US Law Enforcement Actions Targeting Crypto-Enabled Crime and Illicit Marketplaces
US authorities reported multiple enforcement actions tied to crypto-enabled crime. In the Empire Market case, prosecutors said co-creators Raheim Hamilton and Thomas Pavey designed the dark web marketplace to help users evade law enforcement and launder proceeds; the market allegedly facilitated about $430M in transactions (drugs, stolen payment data, counterfeit currency) before disappearing in 2020 in what investigators described as an exit scam that stole an estimated $30M in bitcoin. Hamilton pleaded guilty to federal drug conspiracy charges and agreed to forfeit roughly 1,230 BTC plus 24.4 ETH and real estate; Pavey previously pleaded guilty and agreed to forfeit about 1,584 BTC and other assets.

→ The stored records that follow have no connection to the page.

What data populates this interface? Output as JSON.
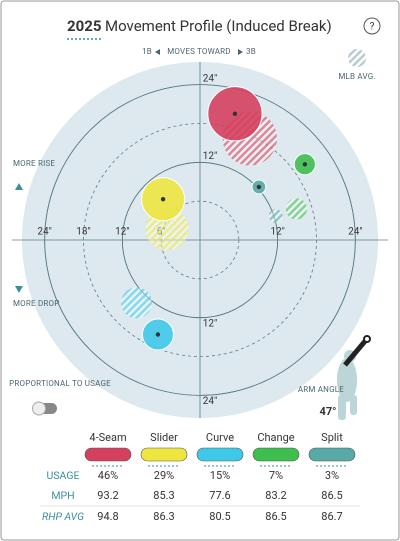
{
  "chart_data": {
    "type": "movement",
    "title_year": "2025",
    "title": "Movement Profile (Induced Break)",
    "direction_left": "1B",
    "direction_text": "MOVES TOWARD",
    "direction_right": "3B",
    "mlb_avg_label": "MLB AVG.",
    "rise_label": "MORE RISE",
    "drop_label": "MORE DROP",
    "toggle_label": "PROPORTIONAL TO USAGE",
    "arm_angle_label": "ARM ANGLE",
    "arm_angle": "47°",
    "xlim": [
      -27.5,
      27.5
    ],
    "ylim": [
      -27.5,
      27.5
    ],
    "xticks": [
      {
        "value": -24,
        "label": "24\""
      },
      {
        "value": -18,
        "label": "18\""
      },
      {
        "value": -12,
        "label": "12\""
      },
      {
        "value": -6,
        "label": "6\""
      },
      {
        "value": 12,
        "label": "12\""
      },
      {
        "value": 24,
        "label": "24\""
      }
    ],
    "yticks": [
      {
        "value": 24,
        "label": "24\""
      },
      {
        "value": 12,
        "label": "12\""
      },
      {
        "value": -12,
        "label": "12\""
      },
      {
        "value": -24,
        "label": "24\""
      }
    ],
    "row_labels": [
      "USAGE",
      "MPH",
      "RHP AVG"
    ],
    "series": [
      {
        "name": "4-Seam",
        "color": "#d5405e",
        "x": 5.4,
        "y": 19.5,
        "mlb_x": 7.7,
        "mlb_y": 15.7,
        "usage": 46,
        "usage_label": "46%",
        "mph": 93.2,
        "rhp_avg": 94.8
      },
      {
        "name": "Slider",
        "color": "#ece63f",
        "x": -5.7,
        "y": 6.3,
        "mlb_x": -5.1,
        "mlb_y": 1.7,
        "usage": 29,
        "usage_label": "29%",
        "mph": 85.3,
        "rhp_avg": 86.3
      },
      {
        "name": "Curve",
        "color": "#3ec9e8",
        "x": -6.5,
        "y": -14.6,
        "mlb_x": -9.8,
        "mlb_y": -9.7,
        "usage": 15,
        "usage_label": "15%",
        "mph": 77.6,
        "rhp_avg": 80.5
      },
      {
        "name": "Change",
        "color": "#3fbe50",
        "x": 16.2,
        "y": 11.7,
        "mlb_x": 14.9,
        "mlb_y": 4.8,
        "usage": 7,
        "usage_label": "7%",
        "mph": 83.2,
        "rhp_avg": 86.5
      },
      {
        "name": "Split",
        "color": "#58aaa7",
        "x": 9.1,
        "y": 8.2,
        "mlb_x": 11.7,
        "mlb_y": 3.7,
        "usage": 3,
        "usage_label": "3%",
        "mph": 86.5,
        "rhp_avg": 86.7
      }
    ]
  }
}
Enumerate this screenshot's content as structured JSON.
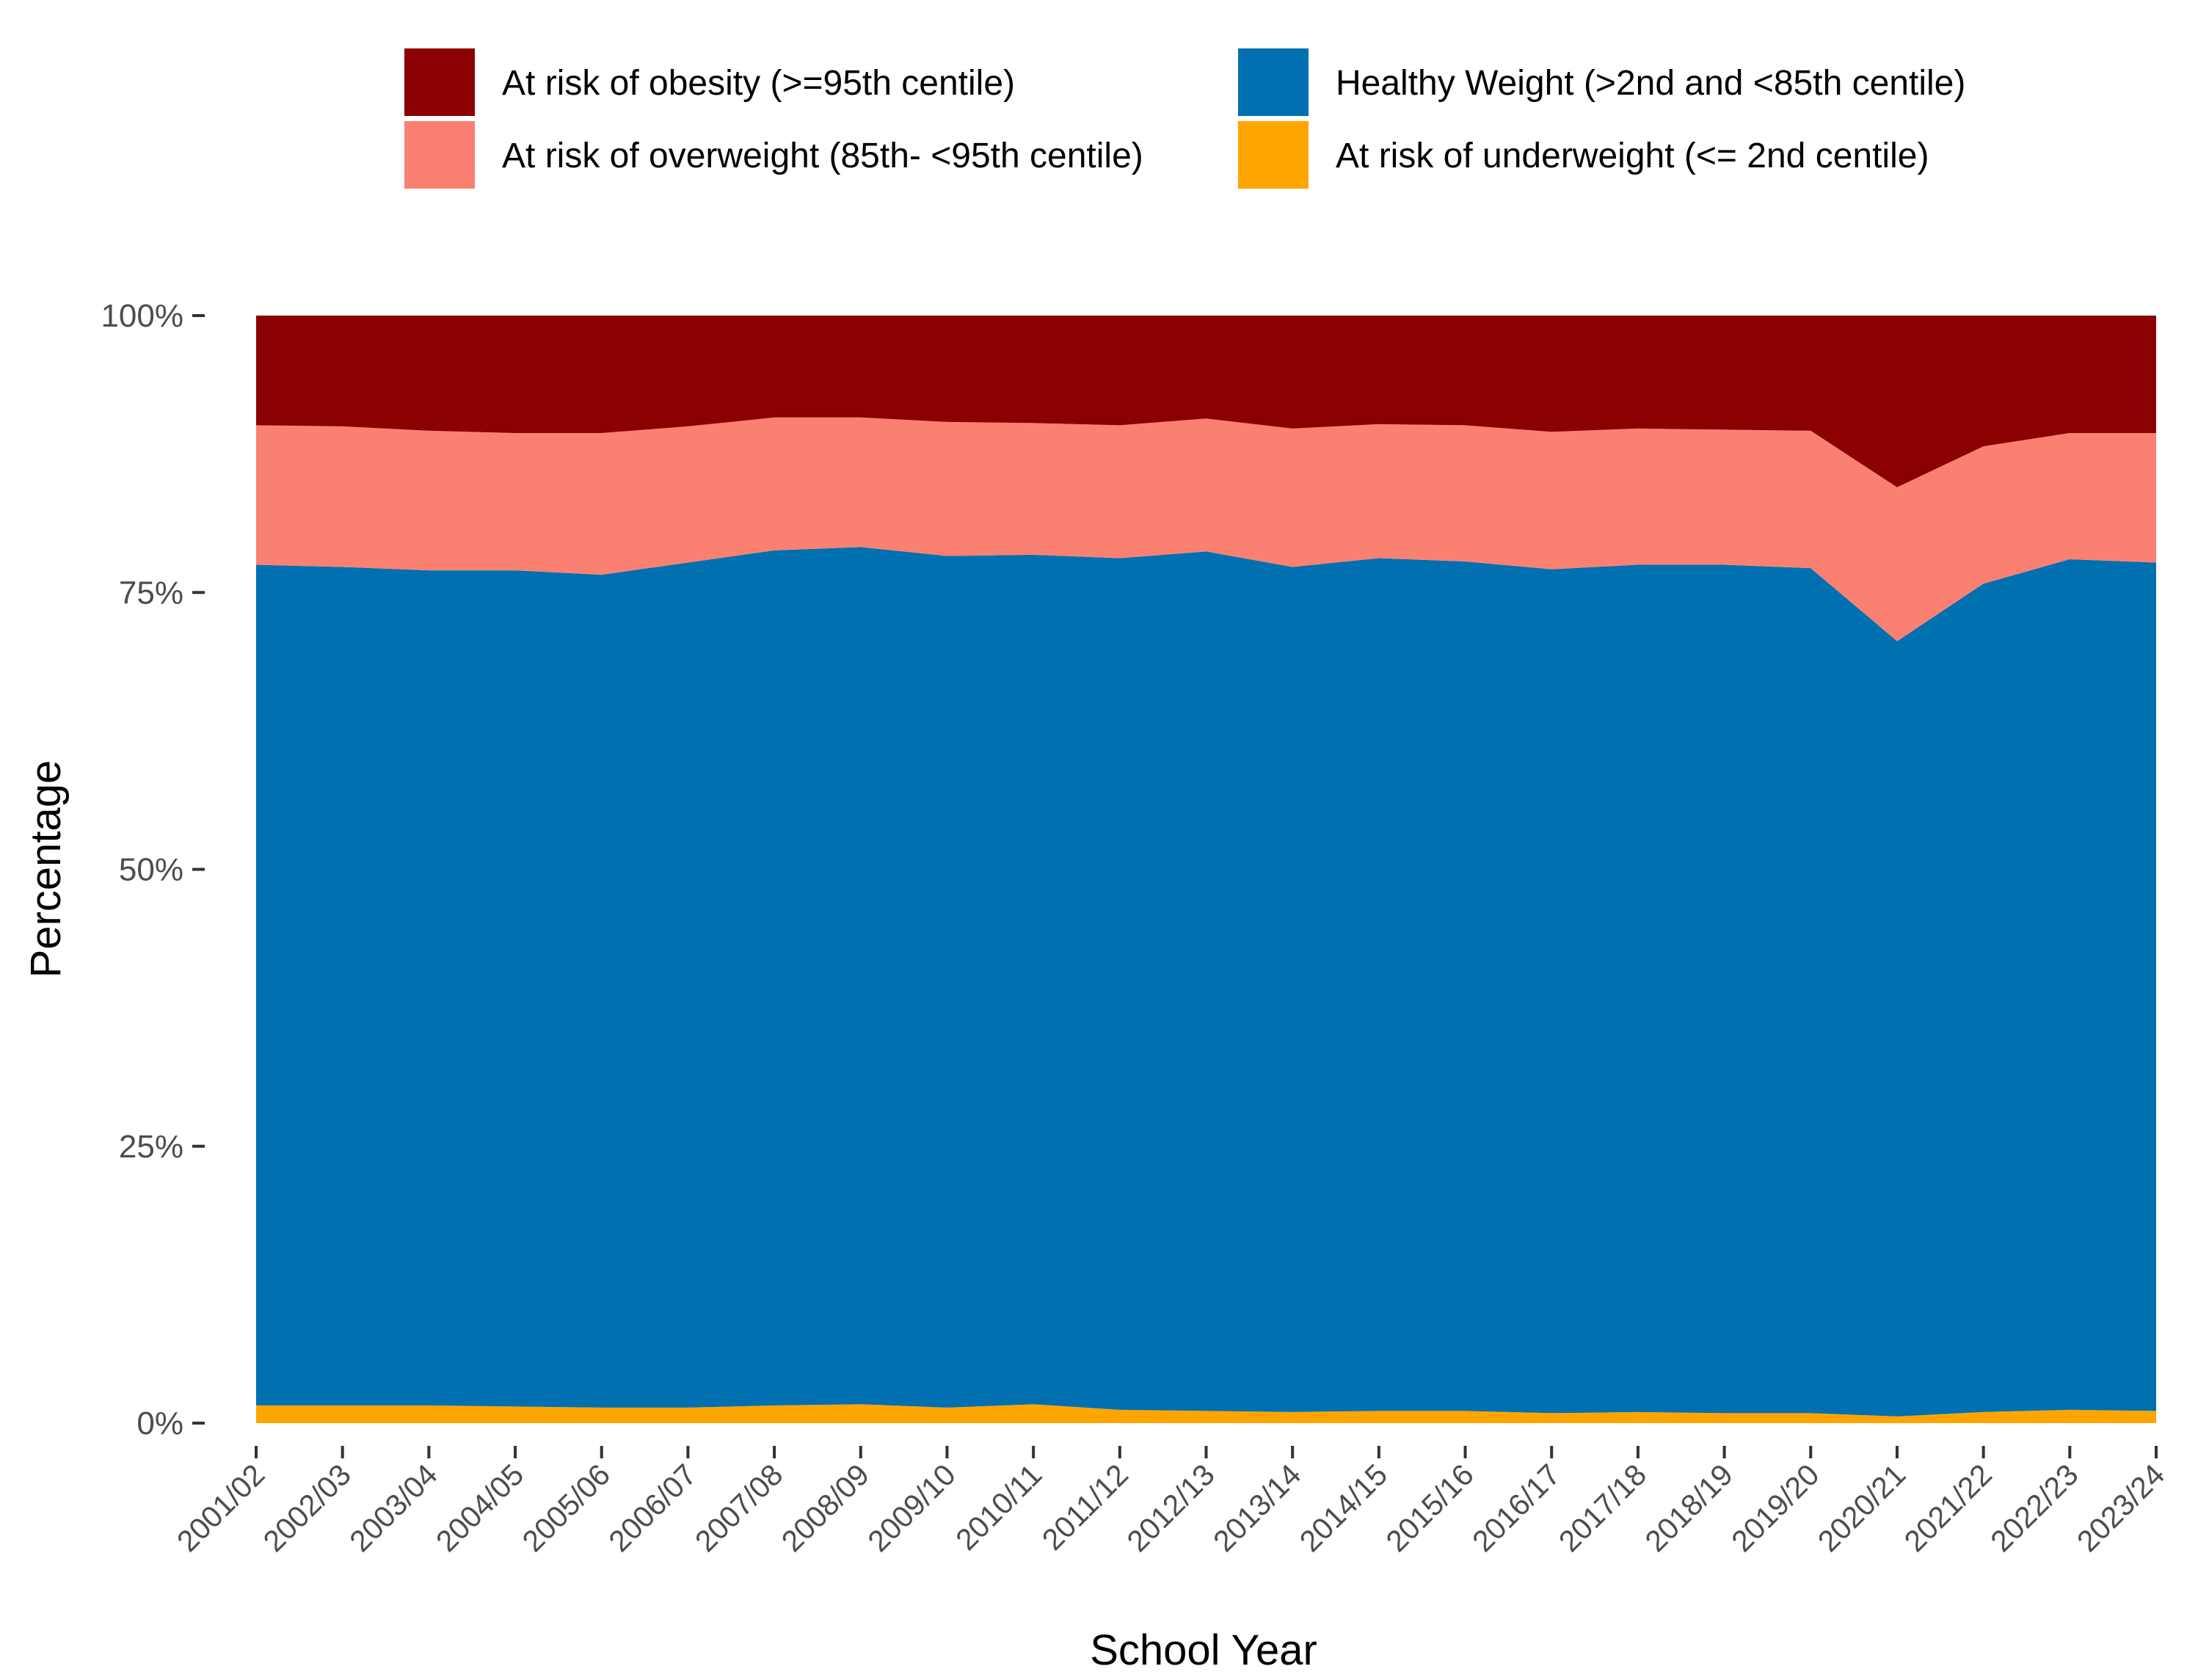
{
  "chart_data": {
    "type": "area",
    "stacked": true,
    "xlabel": "School Year",
    "ylabel": "Percentage",
    "ylim": [
      0,
      100
    ],
    "yticks": [
      "0%",
      "25%",
      "50%",
      "75%",
      "100%"
    ],
    "legend_position": "top",
    "categories": [
      "2001/02",
      "2002/03",
      "2003/04",
      "2004/05",
      "2005/06",
      "2006/07",
      "2007/08",
      "2008/09",
      "2009/10",
      "2010/11",
      "2011/12",
      "2012/13",
      "2013/14",
      "2014/15",
      "2015/16",
      "2016/17",
      "2017/18",
      "2018/19",
      "2019/20",
      "2020/21",
      "2021/22",
      "2022/23",
      "2023/24"
    ],
    "series": [
      {
        "name": "At risk of underweight (<= 2nd centile)",
        "color": "#FFA500",
        "values": [
          1.6,
          1.6,
          1.6,
          1.5,
          1.4,
          1.4,
          1.6,
          1.7,
          1.4,
          1.7,
          1.2,
          1.1,
          1.0,
          1.1,
          1.1,
          0.9,
          1.0,
          0.9,
          0.9,
          0.6,
          1.0,
          1.2,
          1.1
        ]
      },
      {
        "name": "Healthy Weight (>2nd and <85th centile)",
        "color": "#0070B0",
        "values": [
          75.9,
          75.7,
          75.4,
          75.5,
          75.2,
          76.3,
          77.2,
          77.4,
          76.9,
          76.7,
          76.9,
          77.6,
          76.3,
          77.0,
          76.7,
          76.2,
          76.5,
          76.6,
          76.3,
          70.0,
          74.8,
          76.8,
          76.6
        ]
      },
      {
        "name": "At risk of overweight (85th- <95th centile)",
        "color": "#FA8072",
        "values": [
          12.6,
          12.7,
          12.6,
          12.4,
          12.8,
          12.3,
          12.0,
          11.7,
          12.1,
          11.9,
          12.0,
          12.0,
          12.5,
          12.1,
          12.3,
          12.4,
          12.3,
          12.2,
          12.4,
          13.9,
          12.4,
          11.4,
          11.7
        ]
      },
      {
        "name": "At risk of obesity (>=95th centile)",
        "color": "#8B0000",
        "values": [
          9.9,
          10.0,
          10.4,
          10.6,
          10.6,
          10.0,
          9.2,
          9.2,
          9.6,
          9.7,
          9.9,
          9.3,
          10.2,
          9.8,
          9.9,
          10.5,
          10.2,
          10.3,
          10.4,
          15.5,
          11.8,
          10.6,
          10.6
        ]
      }
    ],
    "legend_order": [
      "At risk of obesity (>=95th centile)",
      "Healthy Weight (>2nd and <85th centile)",
      "At risk of overweight (85th- <95th centile)",
      "At risk of underweight (<= 2nd centile)"
    ]
  }
}
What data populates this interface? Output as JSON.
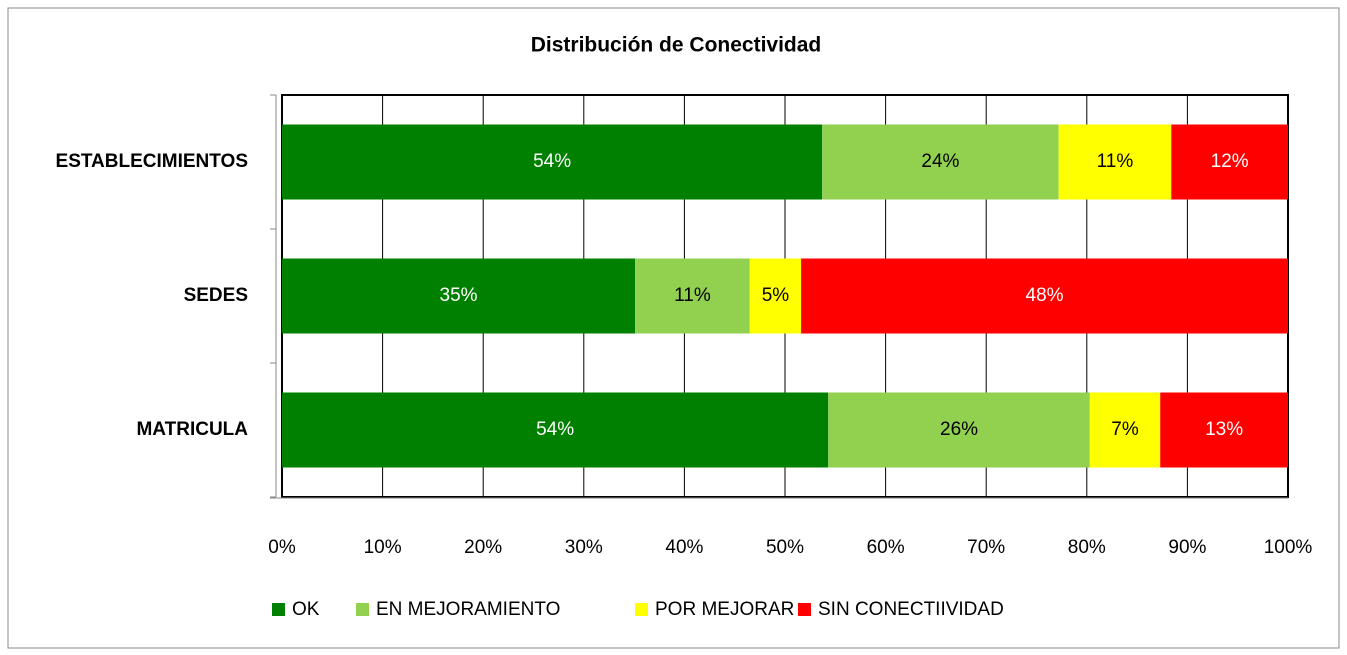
{
  "chart_data": {
    "type": "stacked-barh",
    "title": "Distribución de Conectividad",
    "categories": [
      "ESTABLECIMIENTOS",
      "SEDES",
      "MATRICULA"
    ],
    "series": [
      {
        "name": "OK",
        "color": "#008000",
        "values": [
          53.7,
          35.1,
          54.3
        ],
        "value_labels": [
          "54%",
          "35%",
          "54%"
        ]
      },
      {
        "name": "EN MEJORAMIENTO",
        "color": "#92d050",
        "values": [
          23.5,
          11.4,
          26.0
        ],
        "value_labels": [
          "24%",
          "11%",
          "26%"
        ]
      },
      {
        "name": "POR MEJORAR",
        "color": "#ffff00",
        "values": [
          11.2,
          5.1,
          7.0
        ],
        "value_labels": [
          "11%",
          "5%",
          "7%"
        ]
      },
      {
        "name": "SIN CONECTIIVIDAD",
        "color": "#ff0000",
        "values": [
          11.6,
          48.4,
          12.7
        ],
        "value_labels": [
          "12%",
          "48%",
          "13%"
        ]
      }
    ],
    "xlim": [
      0,
      100
    ],
    "xticks": [
      {
        "value": 0,
        "label": "0%"
      },
      {
        "value": 10,
        "label": "10%"
      },
      {
        "value": 20,
        "label": "20%"
      },
      {
        "value": 30,
        "label": "30%"
      },
      {
        "value": 40,
        "label": "40%"
      },
      {
        "value": 50,
        "label": "50%"
      },
      {
        "value": 60,
        "label": "60%"
      },
      {
        "value": 70,
        "label": "70%"
      },
      {
        "value": 80,
        "label": "80%"
      },
      {
        "value": 90,
        "label": "90%"
      },
      {
        "value": 100,
        "label": "100%"
      }
    ],
    "grid": true,
    "legend": "bottom"
  }
}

Separately, reporting highlighted alleged misuse and laundering of digital assets in other contexts. On-chain investigator ZachXBT traced movements from wallets associated with US-seized crypto (held under U.S. Marshals Service custodianship) to wallets allegedly linked to John Daghita, the son of a federal contractor executive, with claims of roughly $23M in diverted cryptocurrency and another wallet holding about $36M in Ethereum; ZachXBT said he alerted the U.S. Marshals Service. In another DOJ case, Jingliang Su (a Chinese national) was sentenced to 46 months for laundering proceeds from a cryptocurrency investment fraud that authorities said victimized 174 people for $36.9M, using social engineering via social media/dating platforms and counterfeit trading sites, with $26.9M restitution ordered and multiple US agencies involved in tracing funds and dismantling the network.